Several years ago I was involved in an intensive period of peace campaigning. I protested at Faslane, blockaded an arms factory, disputed with directors at the BAE Systems shareholders' meeting, trespassed at the nuclear submarine base at Barrow, and vigilled outside the DSEi arms fair.
These were exciting and challenging experiences, but I came away from them with growing doubts about the peace groups I had worked with. How did the methods we adopted actually contribute towards achieving our goals? Were we contributing to a more peaceful world or fuelling our own self-righteousness?
Conditions for change
A recent workshop on "Challenging Oppression" by Turning The Tide, a project of Quaker Peace and Social Witness, was an opportunity to look again at the theory and practice of nonviolent action, and to consider my own contribution to the work of peace making.
The trainers, Sophie Reynolds and Steve Whiting, emphasised the tradition of active nonviolence developed by Mohandas Gandhi and Martin Luther King. This tradition is concerned with actively resisting oppression, not just with rejecting violence, while respecting the humanity of our opponents. It involves seeking out possibilities for dialogue, which preserve the possibility of learning from people we are in conflict with, as well as the potential for eventual reconciliation.
The effectiveness of this approach is built upon an understanding of power as a product of cooperation among many different groups in society, so that all of those involved in a situation of conflict or oppression have a share of power and can contribute to creating social change.
Nonviolent action according to this model is not necessarily direct or predictable. It can be a matter of "inviting the conditions for change" rather than directly producing it, including the work of challenging internalised oppression or prejudices, and changing personal or group relationships in ways that can have wider political effects.
Challenge, not alienate
During the workshop we were also introduced to some simple tools for analysing situations of injustice and identifying areas of potential change, and we used these to explore issues that were close to us, including Iraq, Palestine and nuclear weapons. The participants at the workshop were mostly very committed activists with a wide range of experiences, and one of the most rewarding aspects of the day was the opportunity to explore in small groups some of the dilemmas that we were struggling with. For our group this involved investigating how dialogue with our work colleagues or families about social justice issues is often blocked because it is perceived as "threatening". We shared our thoughts on how to talk about our concerns in ways that can challenge people without alienating them.
The workshop left me with a sense that the scale of violent oppression in the world calls for a response which is much more competent, strategic, and effective than the kind of peace movement that we have at the moment.

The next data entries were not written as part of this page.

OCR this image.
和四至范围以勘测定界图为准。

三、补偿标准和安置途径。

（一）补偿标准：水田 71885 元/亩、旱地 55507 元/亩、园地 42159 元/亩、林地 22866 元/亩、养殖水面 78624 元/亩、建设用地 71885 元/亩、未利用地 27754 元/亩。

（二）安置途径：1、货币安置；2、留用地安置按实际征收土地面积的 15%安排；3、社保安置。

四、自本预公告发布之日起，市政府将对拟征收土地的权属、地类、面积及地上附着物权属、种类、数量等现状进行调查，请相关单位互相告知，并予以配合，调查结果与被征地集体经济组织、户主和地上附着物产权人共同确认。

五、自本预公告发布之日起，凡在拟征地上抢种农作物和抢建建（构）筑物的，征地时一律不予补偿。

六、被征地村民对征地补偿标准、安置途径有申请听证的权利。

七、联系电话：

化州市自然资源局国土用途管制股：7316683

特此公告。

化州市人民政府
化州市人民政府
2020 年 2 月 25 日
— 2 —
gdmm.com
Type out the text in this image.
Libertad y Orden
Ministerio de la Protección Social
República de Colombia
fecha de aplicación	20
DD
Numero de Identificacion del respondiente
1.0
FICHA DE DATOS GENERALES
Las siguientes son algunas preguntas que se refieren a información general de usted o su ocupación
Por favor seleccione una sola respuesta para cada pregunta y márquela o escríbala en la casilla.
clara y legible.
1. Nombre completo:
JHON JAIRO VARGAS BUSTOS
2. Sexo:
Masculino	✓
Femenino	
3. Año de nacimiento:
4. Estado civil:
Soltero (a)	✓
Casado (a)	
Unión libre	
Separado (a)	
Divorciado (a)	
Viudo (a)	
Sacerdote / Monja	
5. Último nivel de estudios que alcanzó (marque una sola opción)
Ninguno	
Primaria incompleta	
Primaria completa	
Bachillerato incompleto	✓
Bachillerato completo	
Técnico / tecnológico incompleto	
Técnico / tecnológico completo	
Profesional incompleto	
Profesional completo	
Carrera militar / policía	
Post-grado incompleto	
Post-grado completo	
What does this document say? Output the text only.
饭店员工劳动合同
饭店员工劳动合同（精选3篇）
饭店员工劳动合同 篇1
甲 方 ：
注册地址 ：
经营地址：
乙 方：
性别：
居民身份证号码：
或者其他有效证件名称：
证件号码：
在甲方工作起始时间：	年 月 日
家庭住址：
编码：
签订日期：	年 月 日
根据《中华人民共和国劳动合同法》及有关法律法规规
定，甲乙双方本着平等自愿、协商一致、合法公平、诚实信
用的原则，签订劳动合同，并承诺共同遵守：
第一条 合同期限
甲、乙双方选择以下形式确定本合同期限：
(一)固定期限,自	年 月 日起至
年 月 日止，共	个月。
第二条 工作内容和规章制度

There is an urgent need for a more long-term focus to our peace work, especially training and nurturing new generations of activists, and schooling ourselves in the lessons of nonviolent campaigns from around the world. Turning The Tide's work is an important example of the kind of training that needs to be done in order to pass on this learning, but a more effective peace movement might also include centres for the study and practice of active nonviolence, where training and reflection was integrated with practical campaigning.
If we want a peace movement that is able to present a real challenge to violence and oppression, perhaps we should be considering how we can build this kind of infrastructure to develop and sustain new generations of active peacemakers.